Public finance was designed to serve community visionaries — the builders who sought better lives for themselves, their communities and future generations. Financing more than two centuries of impactful public projects — schools, parks, libraries and the roads connecting them — the humble municipal bond is the original impact investment, and it helped build our nation.

The multi-trillion dollar market touches our lives in countless ways every day: directly via the roads and bridges we use; the sewers and water pipes upon which we build our cities; the connections within and between our communities and the global economy. And in subtle, though no less direct, ways through the fabric and strength of our public institutions: the quality and quantity of public school education; the ways we generate and consume energy; the ways we create and capture value from the resources of the Commons.

Public finance invisibly guides the nature and scale of our communities: their economy, their ecology, their equity. This hidden economic engine that builds vital public projects is the subject of our relentless efforts at Neighborly.

Falling Short

In this era of unprecedented environmental, social and economic change, public finance must return to its roots and once again serve the needs of local visionaries.

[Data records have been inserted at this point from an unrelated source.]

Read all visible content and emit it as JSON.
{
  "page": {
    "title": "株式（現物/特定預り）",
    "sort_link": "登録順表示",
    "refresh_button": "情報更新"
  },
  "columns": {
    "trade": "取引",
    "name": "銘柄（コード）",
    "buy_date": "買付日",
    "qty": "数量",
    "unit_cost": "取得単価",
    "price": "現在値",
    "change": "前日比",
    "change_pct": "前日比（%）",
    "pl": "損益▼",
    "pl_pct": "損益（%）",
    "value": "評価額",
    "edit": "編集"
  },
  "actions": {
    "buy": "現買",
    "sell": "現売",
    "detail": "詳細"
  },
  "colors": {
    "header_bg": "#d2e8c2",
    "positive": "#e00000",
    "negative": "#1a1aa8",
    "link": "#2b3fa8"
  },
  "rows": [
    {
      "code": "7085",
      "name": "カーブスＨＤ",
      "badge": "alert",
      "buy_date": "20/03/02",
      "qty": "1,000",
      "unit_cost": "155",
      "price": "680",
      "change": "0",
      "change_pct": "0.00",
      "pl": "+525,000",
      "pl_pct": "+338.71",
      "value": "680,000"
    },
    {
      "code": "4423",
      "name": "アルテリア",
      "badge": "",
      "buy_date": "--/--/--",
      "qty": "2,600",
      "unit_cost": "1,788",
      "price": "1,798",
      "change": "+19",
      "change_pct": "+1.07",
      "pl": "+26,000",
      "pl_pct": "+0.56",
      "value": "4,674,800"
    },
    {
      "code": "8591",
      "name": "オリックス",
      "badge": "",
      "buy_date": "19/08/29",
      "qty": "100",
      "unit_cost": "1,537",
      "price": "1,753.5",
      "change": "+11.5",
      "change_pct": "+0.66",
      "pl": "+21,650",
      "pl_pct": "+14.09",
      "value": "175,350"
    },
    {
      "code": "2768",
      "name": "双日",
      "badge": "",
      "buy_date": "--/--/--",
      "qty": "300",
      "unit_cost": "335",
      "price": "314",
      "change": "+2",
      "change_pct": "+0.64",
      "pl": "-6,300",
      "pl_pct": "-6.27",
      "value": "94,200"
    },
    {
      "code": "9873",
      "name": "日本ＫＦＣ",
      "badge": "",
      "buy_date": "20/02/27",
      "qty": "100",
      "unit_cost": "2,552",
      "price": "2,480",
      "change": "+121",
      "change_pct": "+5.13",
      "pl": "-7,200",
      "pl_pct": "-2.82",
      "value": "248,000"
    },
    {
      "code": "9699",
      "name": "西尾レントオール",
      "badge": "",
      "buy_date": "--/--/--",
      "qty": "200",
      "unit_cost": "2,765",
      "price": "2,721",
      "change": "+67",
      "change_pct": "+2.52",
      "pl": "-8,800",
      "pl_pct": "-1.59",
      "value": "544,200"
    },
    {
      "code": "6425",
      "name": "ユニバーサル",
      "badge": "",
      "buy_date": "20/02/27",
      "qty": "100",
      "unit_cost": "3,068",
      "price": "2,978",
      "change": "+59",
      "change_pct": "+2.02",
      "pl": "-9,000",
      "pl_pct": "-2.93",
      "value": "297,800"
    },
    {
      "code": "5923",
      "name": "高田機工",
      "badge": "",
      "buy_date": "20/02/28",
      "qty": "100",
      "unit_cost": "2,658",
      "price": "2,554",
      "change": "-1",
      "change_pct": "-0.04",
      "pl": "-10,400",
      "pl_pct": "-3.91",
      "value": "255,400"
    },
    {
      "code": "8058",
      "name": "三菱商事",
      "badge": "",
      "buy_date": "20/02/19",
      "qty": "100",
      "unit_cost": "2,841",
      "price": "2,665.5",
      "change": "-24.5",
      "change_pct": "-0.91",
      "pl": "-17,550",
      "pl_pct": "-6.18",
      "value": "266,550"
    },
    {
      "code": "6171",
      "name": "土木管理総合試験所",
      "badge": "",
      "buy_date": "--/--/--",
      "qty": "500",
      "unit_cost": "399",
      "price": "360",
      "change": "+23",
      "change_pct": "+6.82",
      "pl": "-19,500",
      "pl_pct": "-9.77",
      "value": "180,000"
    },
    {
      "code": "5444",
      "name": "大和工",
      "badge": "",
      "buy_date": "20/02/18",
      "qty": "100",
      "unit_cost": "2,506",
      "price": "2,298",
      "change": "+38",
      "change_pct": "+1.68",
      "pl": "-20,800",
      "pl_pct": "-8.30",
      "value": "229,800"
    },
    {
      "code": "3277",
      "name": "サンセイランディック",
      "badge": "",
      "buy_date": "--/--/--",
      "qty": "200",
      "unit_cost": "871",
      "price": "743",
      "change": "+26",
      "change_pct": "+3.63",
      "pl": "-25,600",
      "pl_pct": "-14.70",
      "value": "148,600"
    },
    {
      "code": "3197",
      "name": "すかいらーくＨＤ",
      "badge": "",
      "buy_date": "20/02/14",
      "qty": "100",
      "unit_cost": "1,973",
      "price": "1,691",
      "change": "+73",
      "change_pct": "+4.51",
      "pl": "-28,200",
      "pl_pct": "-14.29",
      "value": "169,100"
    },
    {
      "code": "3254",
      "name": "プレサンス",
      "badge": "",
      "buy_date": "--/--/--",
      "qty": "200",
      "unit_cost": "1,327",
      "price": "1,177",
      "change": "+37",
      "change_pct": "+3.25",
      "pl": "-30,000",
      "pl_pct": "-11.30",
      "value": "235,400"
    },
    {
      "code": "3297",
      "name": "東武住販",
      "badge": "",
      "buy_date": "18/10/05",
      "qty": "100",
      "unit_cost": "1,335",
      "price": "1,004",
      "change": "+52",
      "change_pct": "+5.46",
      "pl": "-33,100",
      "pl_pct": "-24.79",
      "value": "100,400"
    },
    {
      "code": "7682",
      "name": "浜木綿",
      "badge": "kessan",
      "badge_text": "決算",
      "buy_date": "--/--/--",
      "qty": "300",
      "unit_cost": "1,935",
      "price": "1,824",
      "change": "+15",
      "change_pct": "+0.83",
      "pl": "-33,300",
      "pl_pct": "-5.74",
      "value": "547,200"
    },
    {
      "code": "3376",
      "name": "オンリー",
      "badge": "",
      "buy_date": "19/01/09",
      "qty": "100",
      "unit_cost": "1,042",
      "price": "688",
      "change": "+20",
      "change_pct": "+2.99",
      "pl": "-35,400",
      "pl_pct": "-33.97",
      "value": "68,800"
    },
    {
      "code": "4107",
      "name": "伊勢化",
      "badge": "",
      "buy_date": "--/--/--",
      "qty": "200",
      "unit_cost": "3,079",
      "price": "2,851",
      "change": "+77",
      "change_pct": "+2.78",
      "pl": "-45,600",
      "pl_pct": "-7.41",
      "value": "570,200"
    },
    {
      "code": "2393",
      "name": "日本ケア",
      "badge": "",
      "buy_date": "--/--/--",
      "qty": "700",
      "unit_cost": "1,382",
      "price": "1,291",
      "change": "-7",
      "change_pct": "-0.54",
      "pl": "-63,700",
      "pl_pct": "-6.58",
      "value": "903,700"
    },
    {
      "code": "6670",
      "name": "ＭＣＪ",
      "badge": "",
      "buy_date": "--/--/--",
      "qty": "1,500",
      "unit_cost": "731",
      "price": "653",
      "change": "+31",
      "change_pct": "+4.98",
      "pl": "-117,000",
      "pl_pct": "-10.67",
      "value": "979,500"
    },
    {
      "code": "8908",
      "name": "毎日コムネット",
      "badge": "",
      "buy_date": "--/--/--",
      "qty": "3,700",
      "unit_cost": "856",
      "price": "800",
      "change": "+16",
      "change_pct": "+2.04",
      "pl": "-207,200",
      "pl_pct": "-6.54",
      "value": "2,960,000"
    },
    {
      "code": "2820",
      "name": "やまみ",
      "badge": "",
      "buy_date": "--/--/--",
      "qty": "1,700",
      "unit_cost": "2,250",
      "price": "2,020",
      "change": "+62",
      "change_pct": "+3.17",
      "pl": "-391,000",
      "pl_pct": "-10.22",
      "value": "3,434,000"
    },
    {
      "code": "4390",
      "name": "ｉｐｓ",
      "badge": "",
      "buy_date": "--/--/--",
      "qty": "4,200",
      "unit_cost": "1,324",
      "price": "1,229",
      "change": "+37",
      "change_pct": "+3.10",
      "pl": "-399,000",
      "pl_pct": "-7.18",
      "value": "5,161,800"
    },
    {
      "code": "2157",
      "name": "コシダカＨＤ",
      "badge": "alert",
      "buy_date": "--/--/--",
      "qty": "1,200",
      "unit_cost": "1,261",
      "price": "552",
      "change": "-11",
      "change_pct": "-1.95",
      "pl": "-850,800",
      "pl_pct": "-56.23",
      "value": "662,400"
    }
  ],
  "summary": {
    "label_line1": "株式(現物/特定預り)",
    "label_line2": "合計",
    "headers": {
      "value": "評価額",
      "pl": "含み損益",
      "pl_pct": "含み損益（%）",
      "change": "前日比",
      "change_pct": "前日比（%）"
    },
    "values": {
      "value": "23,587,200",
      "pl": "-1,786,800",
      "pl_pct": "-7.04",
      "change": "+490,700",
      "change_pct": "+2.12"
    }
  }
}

Public finance could and should be funding innovation — like thousands of community broadband networks, so communities can secure their own access to information, and community microgrids, so communities can own their energy while decarbonizing our planet.

And yet, it doesn’t.

What looks from the outside like a well-oiled engine is too slow, too cumbersome, too costly, too paternalistic to work for innovative public projects — the kinds that defined our nation as a rich tapestry of self-reliant places.

It doesn’t serve the bold public works we need to unleash, at scale, to ensure we thrive as a single planet species.

And so we must ask ourselves: Who should control public finance? Who should it serve?

In our communities — the change makers, the local leaders and the Doers on the ground — are increasingly asked to do more with less.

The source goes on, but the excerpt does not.